Caminhar juntos

sexta-feira, 21 de junho de 2013

O tempo caducou

Não temos muito a pensar. O tempo de refletir caducou. As vozes estão nas praças, nos jardins, nas ruas, nas avenidas, nos cantos da cidade. O trânsito está parado. Muitos coletivos já se recolheram, porque não adianta.  Não vão nem para  frente nem para trás. Olho para os coretos não vejo ninguém. Subo nos palanques e os sinto calados. Ninguém com quem eu possa falar, debater, discutir e estudar soluções, a quem eu dar meu voto. A inquietação cresce a cada momento. A insatisfação continua também no rosto daqueles que ficaram em casa.  Pudera!...  Também não há como se reunir. O alarido está na porta.

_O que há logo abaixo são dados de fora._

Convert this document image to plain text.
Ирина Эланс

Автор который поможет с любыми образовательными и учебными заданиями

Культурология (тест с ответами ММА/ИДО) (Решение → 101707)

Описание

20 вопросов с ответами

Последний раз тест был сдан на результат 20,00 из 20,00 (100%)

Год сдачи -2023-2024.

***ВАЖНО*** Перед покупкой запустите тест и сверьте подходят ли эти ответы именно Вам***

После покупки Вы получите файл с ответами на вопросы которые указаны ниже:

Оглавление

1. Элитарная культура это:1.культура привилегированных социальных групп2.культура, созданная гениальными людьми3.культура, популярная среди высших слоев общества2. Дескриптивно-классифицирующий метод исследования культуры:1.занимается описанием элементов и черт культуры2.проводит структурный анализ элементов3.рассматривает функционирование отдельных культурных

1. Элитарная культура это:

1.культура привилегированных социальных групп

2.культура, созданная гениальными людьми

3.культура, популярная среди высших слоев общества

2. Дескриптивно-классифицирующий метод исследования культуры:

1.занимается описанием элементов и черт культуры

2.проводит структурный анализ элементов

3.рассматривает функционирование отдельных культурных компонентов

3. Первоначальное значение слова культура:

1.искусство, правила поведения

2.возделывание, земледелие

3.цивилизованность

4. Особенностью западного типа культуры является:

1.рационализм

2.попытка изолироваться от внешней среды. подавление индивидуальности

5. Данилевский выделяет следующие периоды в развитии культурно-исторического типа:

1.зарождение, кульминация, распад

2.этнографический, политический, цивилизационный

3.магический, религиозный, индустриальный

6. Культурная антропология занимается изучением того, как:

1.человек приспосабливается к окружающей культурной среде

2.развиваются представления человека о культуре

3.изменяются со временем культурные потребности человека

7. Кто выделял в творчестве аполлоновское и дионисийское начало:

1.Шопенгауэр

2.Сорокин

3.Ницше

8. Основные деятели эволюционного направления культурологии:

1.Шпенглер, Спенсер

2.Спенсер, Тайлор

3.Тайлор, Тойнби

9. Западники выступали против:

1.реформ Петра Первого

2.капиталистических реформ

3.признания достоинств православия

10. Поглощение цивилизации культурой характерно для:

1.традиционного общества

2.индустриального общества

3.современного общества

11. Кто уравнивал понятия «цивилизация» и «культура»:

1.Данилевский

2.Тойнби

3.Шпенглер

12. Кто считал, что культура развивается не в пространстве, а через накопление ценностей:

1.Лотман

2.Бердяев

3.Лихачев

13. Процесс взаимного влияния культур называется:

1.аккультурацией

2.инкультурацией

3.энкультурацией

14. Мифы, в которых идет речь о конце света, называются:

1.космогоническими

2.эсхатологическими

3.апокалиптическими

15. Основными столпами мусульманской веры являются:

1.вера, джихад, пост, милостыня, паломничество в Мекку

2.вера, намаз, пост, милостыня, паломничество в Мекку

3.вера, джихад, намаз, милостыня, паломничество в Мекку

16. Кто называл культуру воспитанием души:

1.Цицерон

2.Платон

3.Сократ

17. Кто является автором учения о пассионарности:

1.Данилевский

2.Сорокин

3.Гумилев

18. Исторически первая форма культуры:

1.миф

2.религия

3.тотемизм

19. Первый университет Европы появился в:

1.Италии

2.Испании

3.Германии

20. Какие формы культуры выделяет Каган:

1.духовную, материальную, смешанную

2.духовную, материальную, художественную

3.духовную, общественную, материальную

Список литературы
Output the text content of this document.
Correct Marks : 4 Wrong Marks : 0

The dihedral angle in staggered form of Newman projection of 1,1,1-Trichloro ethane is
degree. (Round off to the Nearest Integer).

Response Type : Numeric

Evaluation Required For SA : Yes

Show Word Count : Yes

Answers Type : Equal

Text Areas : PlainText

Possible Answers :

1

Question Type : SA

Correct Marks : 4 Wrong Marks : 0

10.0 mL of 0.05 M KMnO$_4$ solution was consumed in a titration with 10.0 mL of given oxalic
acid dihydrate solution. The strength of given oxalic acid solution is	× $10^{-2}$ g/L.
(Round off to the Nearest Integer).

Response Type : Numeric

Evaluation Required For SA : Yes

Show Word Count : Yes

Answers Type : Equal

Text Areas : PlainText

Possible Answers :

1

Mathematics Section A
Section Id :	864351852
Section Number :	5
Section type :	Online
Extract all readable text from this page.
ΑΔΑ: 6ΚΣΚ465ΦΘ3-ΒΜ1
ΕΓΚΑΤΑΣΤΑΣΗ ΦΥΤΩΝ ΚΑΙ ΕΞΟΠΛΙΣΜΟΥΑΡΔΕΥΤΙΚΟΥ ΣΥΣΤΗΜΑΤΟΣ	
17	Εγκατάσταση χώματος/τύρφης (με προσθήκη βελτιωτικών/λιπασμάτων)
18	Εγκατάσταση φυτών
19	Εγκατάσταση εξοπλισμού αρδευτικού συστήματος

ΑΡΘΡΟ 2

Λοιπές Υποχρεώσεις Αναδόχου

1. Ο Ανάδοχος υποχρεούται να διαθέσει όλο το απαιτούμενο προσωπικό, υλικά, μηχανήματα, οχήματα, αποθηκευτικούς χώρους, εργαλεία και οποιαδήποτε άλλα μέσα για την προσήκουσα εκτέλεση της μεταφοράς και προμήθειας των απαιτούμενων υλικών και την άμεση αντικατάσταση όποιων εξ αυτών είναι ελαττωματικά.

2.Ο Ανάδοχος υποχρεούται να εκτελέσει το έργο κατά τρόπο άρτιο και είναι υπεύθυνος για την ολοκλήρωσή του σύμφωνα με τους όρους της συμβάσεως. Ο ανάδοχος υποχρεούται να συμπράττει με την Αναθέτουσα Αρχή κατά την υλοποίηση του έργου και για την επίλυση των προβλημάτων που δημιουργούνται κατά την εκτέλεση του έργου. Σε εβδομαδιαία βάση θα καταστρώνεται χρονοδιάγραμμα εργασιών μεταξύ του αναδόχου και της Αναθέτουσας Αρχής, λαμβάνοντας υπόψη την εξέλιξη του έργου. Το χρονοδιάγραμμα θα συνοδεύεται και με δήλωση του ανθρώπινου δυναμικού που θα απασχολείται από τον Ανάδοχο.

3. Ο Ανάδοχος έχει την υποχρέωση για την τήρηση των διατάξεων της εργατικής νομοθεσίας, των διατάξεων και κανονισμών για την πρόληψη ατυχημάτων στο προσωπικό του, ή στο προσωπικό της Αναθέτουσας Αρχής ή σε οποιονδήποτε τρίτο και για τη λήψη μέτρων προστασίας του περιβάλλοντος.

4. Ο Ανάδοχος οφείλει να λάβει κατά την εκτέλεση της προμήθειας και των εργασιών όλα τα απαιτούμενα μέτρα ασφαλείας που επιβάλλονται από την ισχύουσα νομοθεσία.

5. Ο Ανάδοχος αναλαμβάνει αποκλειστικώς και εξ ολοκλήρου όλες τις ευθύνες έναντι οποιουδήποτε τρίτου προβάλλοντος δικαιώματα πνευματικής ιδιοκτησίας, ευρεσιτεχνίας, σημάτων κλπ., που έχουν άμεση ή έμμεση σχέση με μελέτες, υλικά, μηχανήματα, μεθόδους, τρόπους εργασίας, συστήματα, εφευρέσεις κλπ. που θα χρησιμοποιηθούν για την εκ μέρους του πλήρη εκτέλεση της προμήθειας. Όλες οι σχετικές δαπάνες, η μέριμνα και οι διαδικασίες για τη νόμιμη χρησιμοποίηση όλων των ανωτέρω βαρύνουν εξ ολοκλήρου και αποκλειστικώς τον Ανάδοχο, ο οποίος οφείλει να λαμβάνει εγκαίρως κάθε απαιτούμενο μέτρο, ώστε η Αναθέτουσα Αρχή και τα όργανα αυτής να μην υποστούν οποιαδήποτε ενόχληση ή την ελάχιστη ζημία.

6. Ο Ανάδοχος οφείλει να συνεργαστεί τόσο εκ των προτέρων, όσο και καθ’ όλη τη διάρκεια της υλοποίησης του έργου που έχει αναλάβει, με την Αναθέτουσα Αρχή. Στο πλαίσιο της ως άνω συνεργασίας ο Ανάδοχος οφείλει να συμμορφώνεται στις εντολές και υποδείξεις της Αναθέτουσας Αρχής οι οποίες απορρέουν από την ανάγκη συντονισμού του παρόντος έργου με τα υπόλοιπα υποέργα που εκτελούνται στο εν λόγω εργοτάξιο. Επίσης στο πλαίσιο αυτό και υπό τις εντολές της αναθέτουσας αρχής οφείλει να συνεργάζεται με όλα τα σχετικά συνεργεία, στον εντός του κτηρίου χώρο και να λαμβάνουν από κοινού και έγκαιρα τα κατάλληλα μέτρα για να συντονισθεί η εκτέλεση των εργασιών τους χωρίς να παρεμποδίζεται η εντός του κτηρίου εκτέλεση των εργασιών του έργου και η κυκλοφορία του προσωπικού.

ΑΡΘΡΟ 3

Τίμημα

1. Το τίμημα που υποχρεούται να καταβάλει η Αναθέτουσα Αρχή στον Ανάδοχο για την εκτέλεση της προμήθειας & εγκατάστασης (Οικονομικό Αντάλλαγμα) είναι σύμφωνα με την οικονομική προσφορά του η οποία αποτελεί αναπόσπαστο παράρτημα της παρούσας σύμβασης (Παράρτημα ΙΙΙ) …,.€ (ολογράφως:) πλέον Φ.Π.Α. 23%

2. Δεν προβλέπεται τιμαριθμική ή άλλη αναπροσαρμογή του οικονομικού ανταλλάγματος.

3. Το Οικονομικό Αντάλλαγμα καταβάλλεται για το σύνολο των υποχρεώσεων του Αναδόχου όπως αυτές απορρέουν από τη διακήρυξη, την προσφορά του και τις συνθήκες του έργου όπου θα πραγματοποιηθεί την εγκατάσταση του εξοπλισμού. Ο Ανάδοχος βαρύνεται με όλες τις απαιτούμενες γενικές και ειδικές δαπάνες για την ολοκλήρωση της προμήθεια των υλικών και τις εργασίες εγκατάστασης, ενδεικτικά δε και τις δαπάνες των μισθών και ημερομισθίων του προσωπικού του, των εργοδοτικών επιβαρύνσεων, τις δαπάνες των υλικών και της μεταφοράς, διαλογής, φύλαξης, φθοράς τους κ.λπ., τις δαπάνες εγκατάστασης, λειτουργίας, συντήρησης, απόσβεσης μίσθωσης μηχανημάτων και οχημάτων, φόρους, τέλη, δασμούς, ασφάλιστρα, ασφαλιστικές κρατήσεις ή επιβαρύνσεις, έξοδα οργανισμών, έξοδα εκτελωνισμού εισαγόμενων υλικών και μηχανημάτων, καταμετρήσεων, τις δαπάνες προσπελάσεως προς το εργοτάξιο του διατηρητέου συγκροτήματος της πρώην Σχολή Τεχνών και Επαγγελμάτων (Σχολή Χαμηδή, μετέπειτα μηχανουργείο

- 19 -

 Os lampejos de solução não podem ter faíscas mesquinhas. As explicações não brilham mais na inteligência. Hão de falar agora em gestos de vontade. O que poderia ter sido feito não ganha agora no tumulto explicação plausível.. Há um deslocamento de foco para a vontade do povo. Não vem como partido nem bandeira. A autoridade já não fala com vontade própria. Porque é isso que o povo quer. Ver suas necessidades atendidas. O seu sustento garantido. A sua luz acesa. Seu curativo ser trocado em tempo certo. Seu caderno anotado com ótimo. Tudo agora atesta que não é uma parte da população.


Que fazer? Pedir socorro aos céus?  Talvez seja uma boa saída para o impasse que deixa no ar o cheiro de uma fumaça negra que ninguém sabe onde vai dar. Tomara que levasse a um bom caminho, que ninguém confessa, mas sonha com ele. Onde estão os corifeus com suas falácias e sua palavra de ordem? Será que perderam as trombetas que escondiam seus últimos reais em seu intestino?  Ou querem se fazer também um de nós, com consciência limpa mas cara deslavada, cometendo a mesma afronta, que os coloca entre os algozes mais temíveis do povo?  Com certeza estão vivendo febre, calafrios e pesadelos políticos. Democracia neles!...

sábado, 1 de junho de 2013

O que penso e sinto...

Penso e acho que deve estar sendo desenvolvida uma atividade muito grande por este mundo afora sobre os conteúdos da fé cristã. Quando Bento XVI  propôs este ano como o Ano da Fé, teve sua visão muita mais voltada para a fé em si mesma, chamando a atenção dos cristãos para as preocupações com um comportamento que não desperta nem enriquece em nós esta virtude. Pode o fato  levar o cristão a uma situação de empobrecimento e até  mesmo chegar à perda   desta crença e confiança  na Palavra de Deus.  Ele falou de um tecido cultural unitário que já não mais faz sentido para o mundo de hoje.

Este modo de ver faz lembrar ainda um posicionamento do João Paulo II, que observou, numa manifestação ao Povo de Deus,  sobre a necessidade de se pregar novamente o querigma em muitos setores da sociedade, que já perderam os fundamentos de sua fé. Por quê?  Porque o homem já não se sente mais  um ser religioso, saído das mãos de Deus,  e, portanto, se diz sem religião. E vale dizer que não se sente mais compromissado com os fundamentos que pregam um Cristo como  Senhor da história. Ora, a nossa missão é nos tornar sal da terra e se perdemos o sabor deixa de existir o condimento necessário para cristianizar e deixar o mundo mais perto de Deus.


Então, o nosso batismo ficou esquecido e se tornou apenas um registro que não nos compromete.  Também não tem valor algum  neste mundo tão conturbado e sem a prática de valores duradouros. O nosso ato de fé já não aprofunda suas raízes no terreno invisível do coração de Deus, perdendo aquela relação nossa íntima e necessária com aquilo que declaramos aos nossos companheiros de caminhada. O que juramos professar diante dos outros Já se tornou vulgar e já não diz mais nada. Tanto faz como tanto fez. O mundo é de quem mais avança, de quem mais produz, de quem  for mais esperto.  Já não há mais porta que nos permita entrar em comunhão com Deus. Vivemos em convulsão.